There was a jolt. A widening of the eyes, though he recovered in a second.
“Not that I know about,” he said, looking her straight in the eye.
“Right. Well … I’d better get packing.”
Jenny felt nauseous as she piled her possessions into a suitcase. Something evil was happening, she could sense it. Two faces came to her then. First Jess Medcalf, grinning through the streaked make-up.
When this job’s over let’s go on the lash. Just me and you.
The second was that of her mother.
Jenny remembered their last conversation. “Do you remember when I was a little girl?” she’d asked. “How you were always trying to get me interested in painting and art? But all I wanted to do was play cops and robbers.”
Mum had smiled.
You only wanted to be one of the goodies …
A third face came to her then: Wolsey. No, not ‘Wolsey’: Jake. Call him by his first name, for Christ’s sake. She recalled him in the Agya Sophia. Taking the photos, rushing to return that mitten. At the time she’d thought the journalist gormless, but thinking back it was a kind gesture.
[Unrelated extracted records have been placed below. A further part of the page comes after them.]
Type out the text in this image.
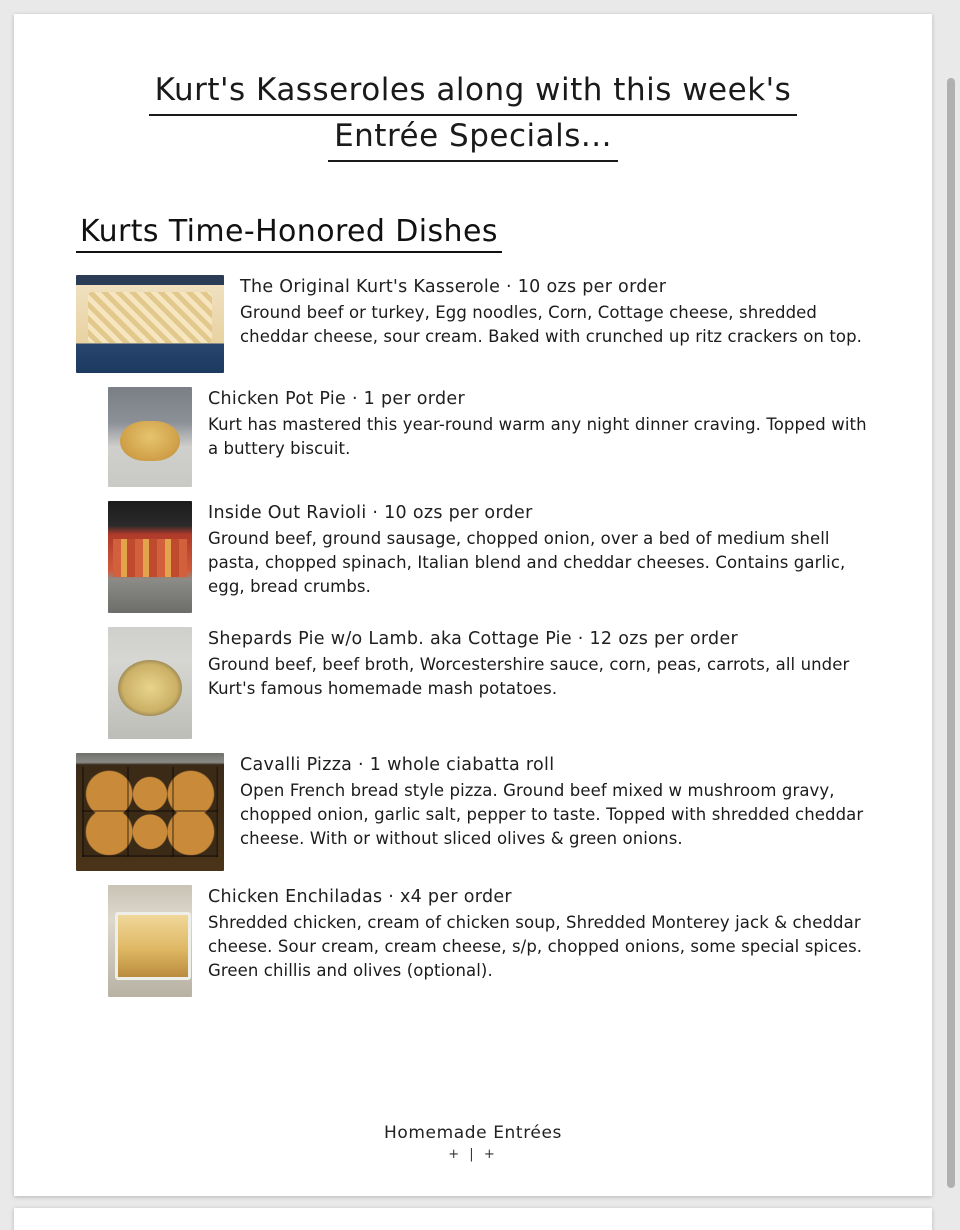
Kurt's Kasseroles along with this week's
Entrée Specials...
Kurts Time-Honored Dishes
The Original Kurt's Kasserole · 10 ozs per order
Ground beef or turkey, Egg noodles, Corn, Cottage cheese, shredded cheddar cheese, sour cream. Baked with crunched up ritz crackers on top.
Chicken Pot Pie · 1 per order
Kurt has mastered this year-round warm any night dinner craving. Topped with a buttery biscuit.
Inside Out Ravioli · 10 ozs per order
Ground beef, ground sausage, chopped onion, over a bed of medium shell pasta, chopped spinach, Italian blend and cheddar cheeses. Contains garlic, egg, bread crumbs.
Shepards Pie w/o Lamb. aka Cottage Pie · 12 ozs per order
Ground beef, beef broth, Worcestershire sauce, corn, peas, carrots, all under Kurt's famous homemade mash potatoes.
Cavalli Pizza · 1 whole ciabatta roll
Open French bread style pizza. Ground beef mixed w mushroom gravy, chopped onion, garlic salt, pepper to taste. Topped with shredded cheddar cheese. With or without sliced olives & green onions.
Chicken Enchiladas · x4 per order
Shredded chicken, cream of chicken soup, Shredded Monterey jack & cheddar cheese. Sour cream, cream cheese, s/p, chopped onions, some special spices. Green chillis and olives (optional).
Homemade Entrées
+ | +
Having followed him for three weeks she was sure of it. Jake was a good man.
The sports bag they’d collected from the Addis embassy was under the bed. From inside she selected three objects: a pair of night-vision goggles, an automatic pistol and a pinhead bug which could be subtly attached to a man’s coat. After a moment’s thought she replaced the gun. That was going too far. Then she went to say her goodbyes.